View on GitHub

Deep-Learning-For-Breast-Cancer-Detection

Overview

This repository contains a solution to the CAMELYON16 challenge. The goal of this challenge is to develop an algorithm to detect cancer in digital slides of lymph node tissue.

Motivation

To detect the presence of cancer on a slide containing lymph node tissue, a pathologist must spend a great deal of time analyzing the specimen under a microscope. This task is time consuming and subject to human error. With advancements in deep learning, an automated solution could be developed to analyze slides more efficiently and objectively.

Medical Background

Lymph node metastases occur in most cancer types (e.g. breast, prostate, colon). Lymph nodes are small glands that filter lymph, the fluid that circulates through the lymphatic system. The lymph nodes in the underarm are the first place breast cancer is likely to spread. Analyzing the tissue of the lymph node can therefore be used to detect breast cancer. (source)

Data

The data for the challenge consists of high resolution slides of tissue. Some slides are as detailed as 100,000 X 100,000 pixels.

Data Creation

A script extracts 299X299 patches from a given slide.
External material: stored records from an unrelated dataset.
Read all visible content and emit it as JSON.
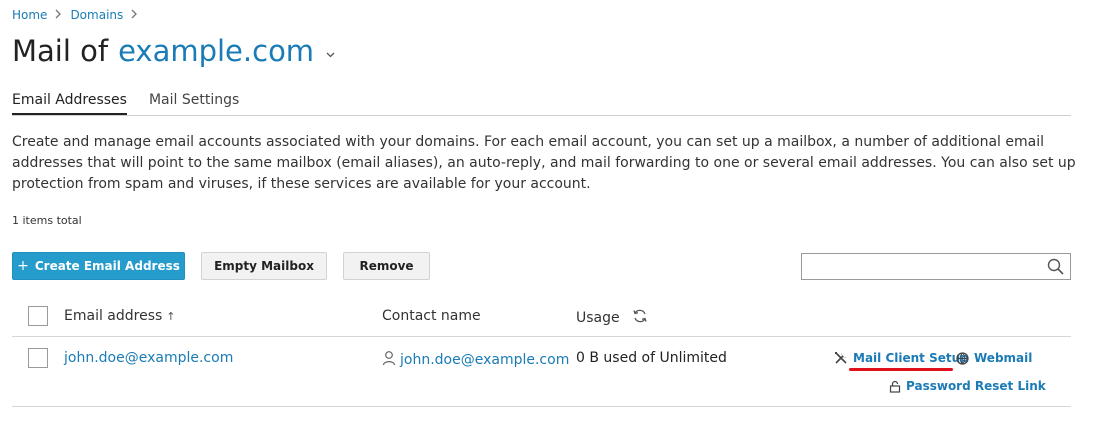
{
  "breadcrumb": {
    "home": "Home",
    "domains": "Domains",
    "sep": ">"
  },
  "header": {
    "title_prefix": "Mail of",
    "domain": "example.com",
    "dropdown_glyph": "⌄"
  },
  "tabs": [
    {
      "label": "Email Addresses",
      "active": true
    },
    {
      "label": "Mail Settings",
      "active": false
    }
  ],
  "description": "Create and manage email accounts associated with your domains. For each email account, you can set up a mailbox, a number of additional email addresses that will point to the same mailbox (email aliases), an auto-reply, and mail forwarding to one or several email addresses. You can also set up protection from spam and viruses, if these services are available for your account.",
  "items_total": "1 items total",
  "toolbar": {
    "create_label": "Create Email Address",
    "create_icon": "+",
    "empty_label": "Empty Mailbox",
    "remove_label": "Remove",
    "search_value": "",
    "search_placeholder": ""
  },
  "table": {
    "columns": {
      "email": "Email address",
      "contact": "Contact name",
      "usage": "Usage",
      "sort_indicator": "↑"
    },
    "rows": [
      {
        "email": "john.doe@example.com",
        "contact": "john.doe@example.com",
        "usage": "0 B used of Unlimited",
        "actions": {
          "mail_client_setup": "Mail Client Setup",
          "webmail": "Webmail",
          "password_reset": "Password Reset Link"
        }
      }
    ]
  },
  "colors": {
    "accent": "#1a7bb6",
    "primary_button": "#259ccc",
    "highlight_underline": "#e0101a"
  },
  "icons": [
    "chevron-right-icon",
    "chevron-down-icon",
    "plus-icon",
    "search-icon",
    "sort-ascending-icon",
    "refresh-icon",
    "person-icon",
    "tools-icon",
    "globe-icon",
    "lock-icon"
  ]
}
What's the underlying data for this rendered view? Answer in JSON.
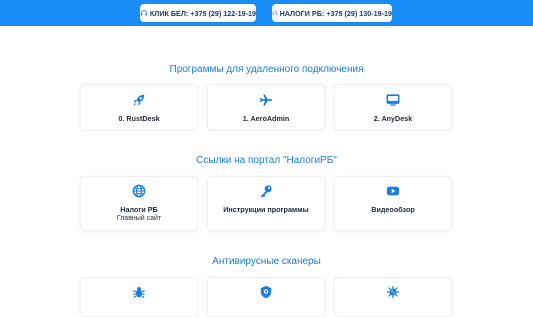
{
  "header": {
    "contact1": "КЛИК БЕЛ: +375 (29) 122-19-19",
    "contact2": "НАЛОГИ РБ: +375 (29) 130-19-19"
  },
  "sections": [
    {
      "title": "Программы для удаленного подключения",
      "cards": [
        {
          "label": "0. RustDesk",
          "icon": "rocket-icon"
        },
        {
          "label": "1. AeroAdmin",
          "icon": "airplane-icon"
        },
        {
          "label": "2. AnyDesk",
          "icon": "monitor-icon"
        }
      ]
    },
    {
      "title": "Ссылки на портал \"НалогиРБ\"",
      "cards": [
        {
          "label": "Налоги РБ",
          "sub": "Главный сайт",
          "icon": "globe-icon"
        },
        {
          "label": "Инструкции программы",
          "icon": "key-icon"
        },
        {
          "label": "Видеообзор",
          "icon": "youtube-icon"
        }
      ]
    },
    {
      "title": "Антивирусные сканеры",
      "cards": [
        {
          "label": "",
          "icon": "bug-icon"
        },
        {
          "label": "",
          "icon": "shield-icon"
        },
        {
          "label": "",
          "icon": "virus-icon"
        }
      ]
    }
  ],
  "colors": {
    "accent": "#1a8cf5",
    "title": "#1a7fe0",
    "icon": "#1a7fe0"
  }
}
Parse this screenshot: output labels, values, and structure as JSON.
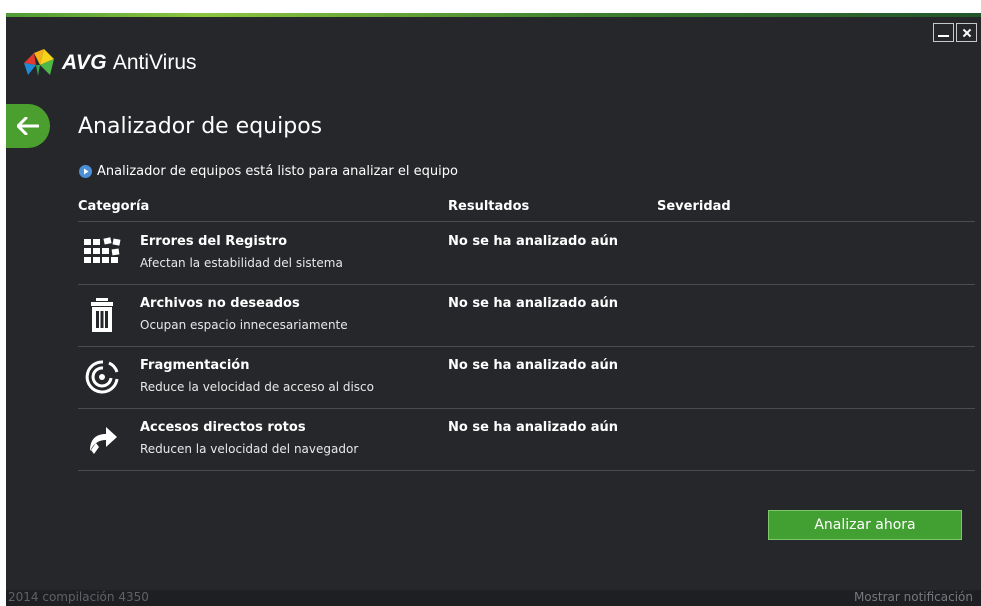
{
  "app": {
    "brand": "AVG",
    "product": "AntiVirus"
  },
  "colors": {
    "accent_green": "#42a033",
    "background": "#25272a",
    "status_blue": "#4b8fd6"
  },
  "page": {
    "title": "Analizador de equipos",
    "status": "Analizador de equipos está listo para analizar el equipo"
  },
  "table": {
    "headers": {
      "category": "Categoría",
      "results": "Resultados",
      "severity": "Severidad"
    },
    "rows": [
      {
        "icon": "registry-grid-icon",
        "title": "Errores del Registro",
        "description": "Afectan la estabilidad del sistema",
        "result": "No se ha analizado aún"
      },
      {
        "icon": "trash-can-icon",
        "title": "Archivos no deseados",
        "description": "Ocupan espacio innecesariamente",
        "result": "No se ha analizado aún"
      },
      {
        "icon": "disk-fragmentation-icon",
        "title": "Fragmentación",
        "description": "Reduce la velocidad de acceso al disco",
        "result": "No se ha analizado aún"
      },
      {
        "icon": "broken-shortcut-arrow-icon",
        "title": "Accesos directos rotos",
        "description": "Reducen la velocidad del navegador",
        "result": "No se ha analizado aún"
      }
    ]
  },
  "actions": {
    "scan_now": "Analizar ahora"
  },
  "footer": {
    "version": "2014  compilación 4350",
    "notification_link": "Mostrar notificación"
  }
}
The logic for extracting patches is as follows:
1. Iterate through the slide in 299 pixel strides
2. Extract a 299X299 patch
3. If the patch is mostly grey, skip it (as it is likely a section of the slide that is not tissue)
4. If the center 128X128 pixels are X% cancerous, label as cancerous, otherwise, label as safe
I created 3 datasets with X values of 10, 30, and 50 percent.

Models

All of the models in this repository are convolutional neural networks built using Tensorflow.
They all involve transfer learning on top of Mobilnetv2.
I chose Mobilnetv2 because of its small size and efficiency when training. Each model was trained on tens of thousands of images and therefore, speed was essential if I wanted to test with many different architectures and datasets.

Base Model

The base model was built on top of Mobilnetv2 and additionally included a GlobalAveragePooling2D layer, a Dropout(.2) layer and a Dense layer.
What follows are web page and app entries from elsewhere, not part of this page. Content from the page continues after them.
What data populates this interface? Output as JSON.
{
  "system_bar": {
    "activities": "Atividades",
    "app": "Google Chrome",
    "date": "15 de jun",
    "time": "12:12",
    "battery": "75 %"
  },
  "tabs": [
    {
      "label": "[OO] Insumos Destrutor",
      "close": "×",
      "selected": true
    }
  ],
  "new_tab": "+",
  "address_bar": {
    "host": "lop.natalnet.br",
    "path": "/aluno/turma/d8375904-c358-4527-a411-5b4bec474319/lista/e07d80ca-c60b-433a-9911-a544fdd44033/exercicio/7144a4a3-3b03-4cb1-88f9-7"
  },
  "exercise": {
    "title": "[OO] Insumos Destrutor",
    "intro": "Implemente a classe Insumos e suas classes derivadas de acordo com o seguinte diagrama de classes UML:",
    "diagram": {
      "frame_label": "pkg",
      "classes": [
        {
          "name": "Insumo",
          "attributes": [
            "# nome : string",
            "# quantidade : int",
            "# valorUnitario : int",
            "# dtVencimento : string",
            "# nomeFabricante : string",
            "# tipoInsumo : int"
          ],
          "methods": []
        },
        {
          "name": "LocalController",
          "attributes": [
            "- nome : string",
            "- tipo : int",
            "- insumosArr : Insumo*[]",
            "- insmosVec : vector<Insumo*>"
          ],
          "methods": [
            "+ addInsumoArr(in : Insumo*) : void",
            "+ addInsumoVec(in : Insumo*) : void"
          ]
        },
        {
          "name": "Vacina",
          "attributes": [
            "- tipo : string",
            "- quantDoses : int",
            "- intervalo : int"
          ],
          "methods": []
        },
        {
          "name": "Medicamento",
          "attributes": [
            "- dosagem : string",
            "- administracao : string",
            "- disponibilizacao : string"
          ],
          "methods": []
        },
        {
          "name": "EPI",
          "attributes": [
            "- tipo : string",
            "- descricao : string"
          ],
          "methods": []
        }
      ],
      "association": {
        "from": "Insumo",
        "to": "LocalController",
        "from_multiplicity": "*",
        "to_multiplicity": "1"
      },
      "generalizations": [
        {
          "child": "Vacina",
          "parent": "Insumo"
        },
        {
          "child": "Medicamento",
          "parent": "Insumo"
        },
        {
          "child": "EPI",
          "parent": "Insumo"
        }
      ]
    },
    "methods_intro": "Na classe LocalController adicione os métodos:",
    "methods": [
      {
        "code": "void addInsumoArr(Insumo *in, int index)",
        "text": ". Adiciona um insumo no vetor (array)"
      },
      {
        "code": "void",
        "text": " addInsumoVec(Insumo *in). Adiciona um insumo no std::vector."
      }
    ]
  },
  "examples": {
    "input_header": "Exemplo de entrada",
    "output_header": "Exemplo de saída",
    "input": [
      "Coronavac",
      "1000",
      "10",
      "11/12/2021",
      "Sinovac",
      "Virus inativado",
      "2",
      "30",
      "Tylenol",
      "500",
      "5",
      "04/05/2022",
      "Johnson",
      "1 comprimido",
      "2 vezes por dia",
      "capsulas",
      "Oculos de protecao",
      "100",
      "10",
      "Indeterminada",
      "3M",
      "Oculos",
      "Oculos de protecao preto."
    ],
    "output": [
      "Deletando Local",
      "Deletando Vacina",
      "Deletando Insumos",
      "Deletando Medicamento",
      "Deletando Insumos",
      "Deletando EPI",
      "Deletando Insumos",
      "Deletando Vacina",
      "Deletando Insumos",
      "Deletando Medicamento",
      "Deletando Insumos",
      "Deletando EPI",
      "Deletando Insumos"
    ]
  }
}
Base Model + Data Augmentation

Includes a data augmentation layer on top of the base model.

data_augmentation = tf.keras.Sequential([ 
  tf.keras.layers.experimental.preprocessing.RandomFlip(), 
  tf.keras.layers.experimental.preprocessing.RandomRotation(0.25)
])     

Fine-tuned Base Model

The top 10 layers of mobilnetv2 within my best base model are set to trainable.

2-Zoom Model

Takes as input two 299X299 patches at different resolutions.
Both patches have the same center, with the lower resolution patch (below on the left) covering more area.
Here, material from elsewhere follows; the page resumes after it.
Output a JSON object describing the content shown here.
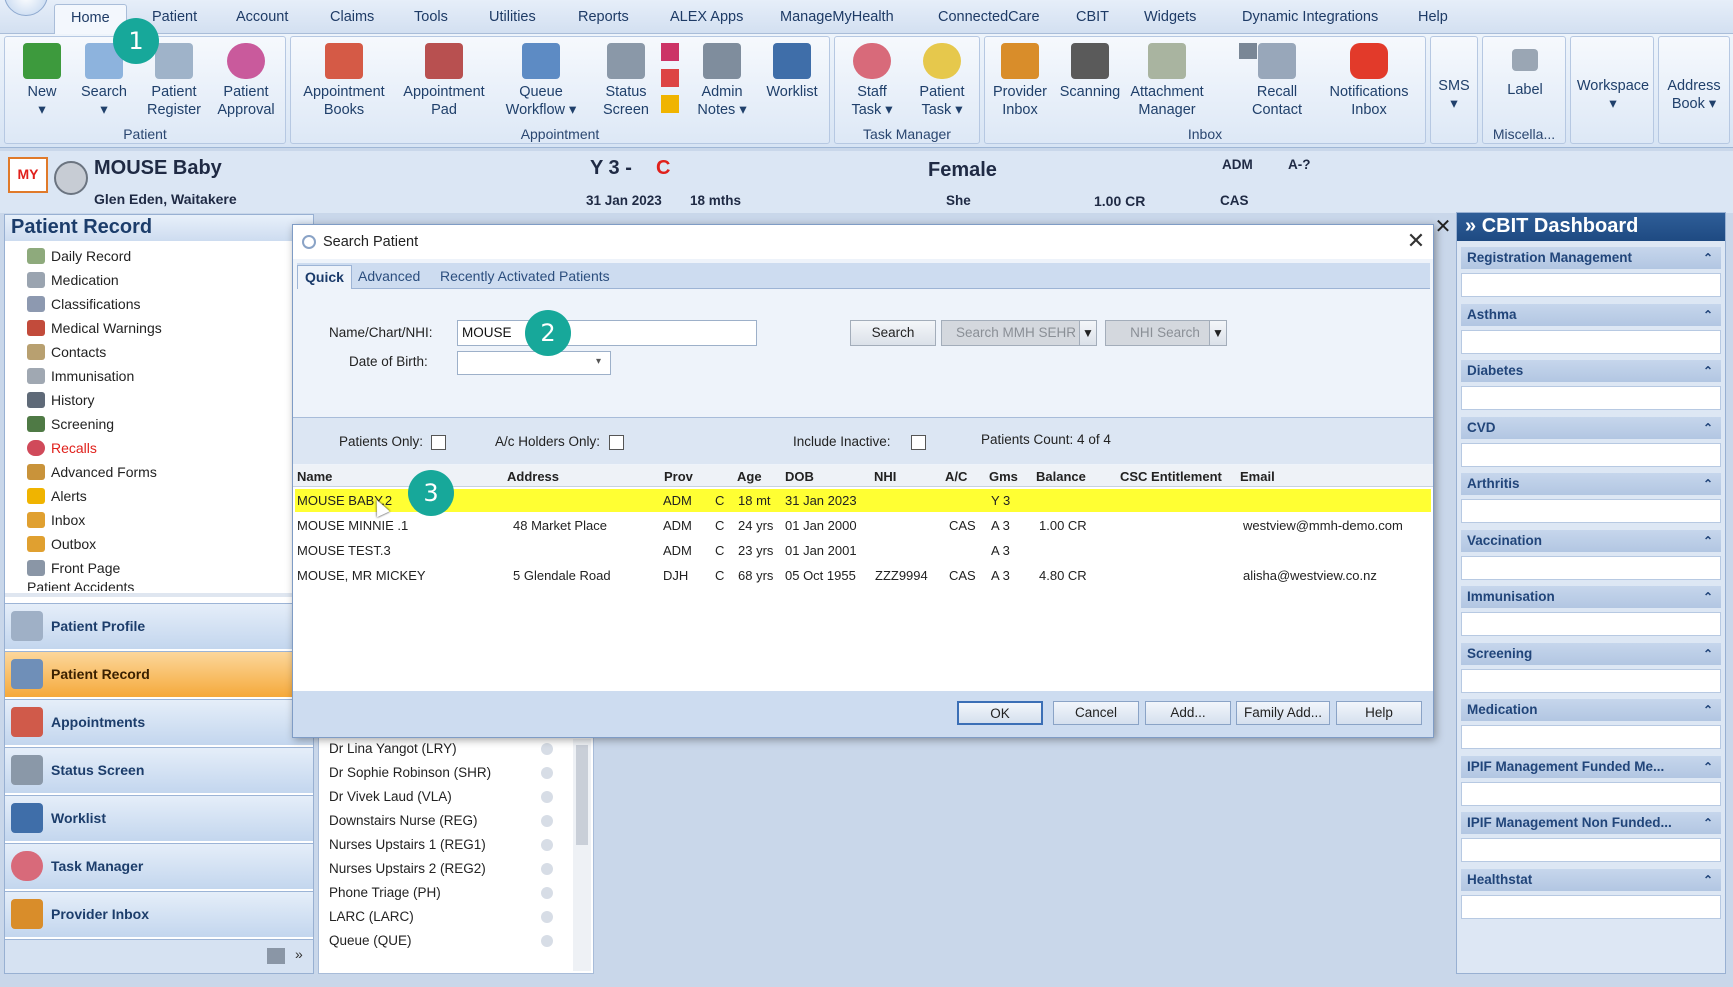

Each patch is fed to a base model (from above) and the results are then concatenated and passed to a single node dense layer.

Training

All models were trained using early stopping on validation loss for 30 epochs.
All models were trained on 3 datasets with X% values of 10, 30, and 50 percent.

Results

The best performing model was the fined-tuned Mobilnetv2 model without data augmentation, trained on a dateset with a cancer threshold (X%) of 30%.
Below are two examples of how the model performed on an entire slide.
- In order to test an entire slide, the slide is divided into 299X299 patches, each patch is fed into the model, and the results from all of those patches are combined into a 2D heatmap.
- In the examples below, the image on the left is the ground truth and the image on the right is the model’s prediction.

Future Work

Build a custom model that does not use transfer learning and contains fewer parameters.
Utilize the cloud to train with more data.
Attempt coloring data augmentations.

Files

main.ipynb
- Contains all of the code for data exploration, data creation, dataset creation, model building, model training, and model evaluation. It is full of comments, explanations, and graphs/charts.
/Demo/demo_script.ipynb
- Contains a script for evaluating an entire slide using the best model. Instructions are at the top of the file.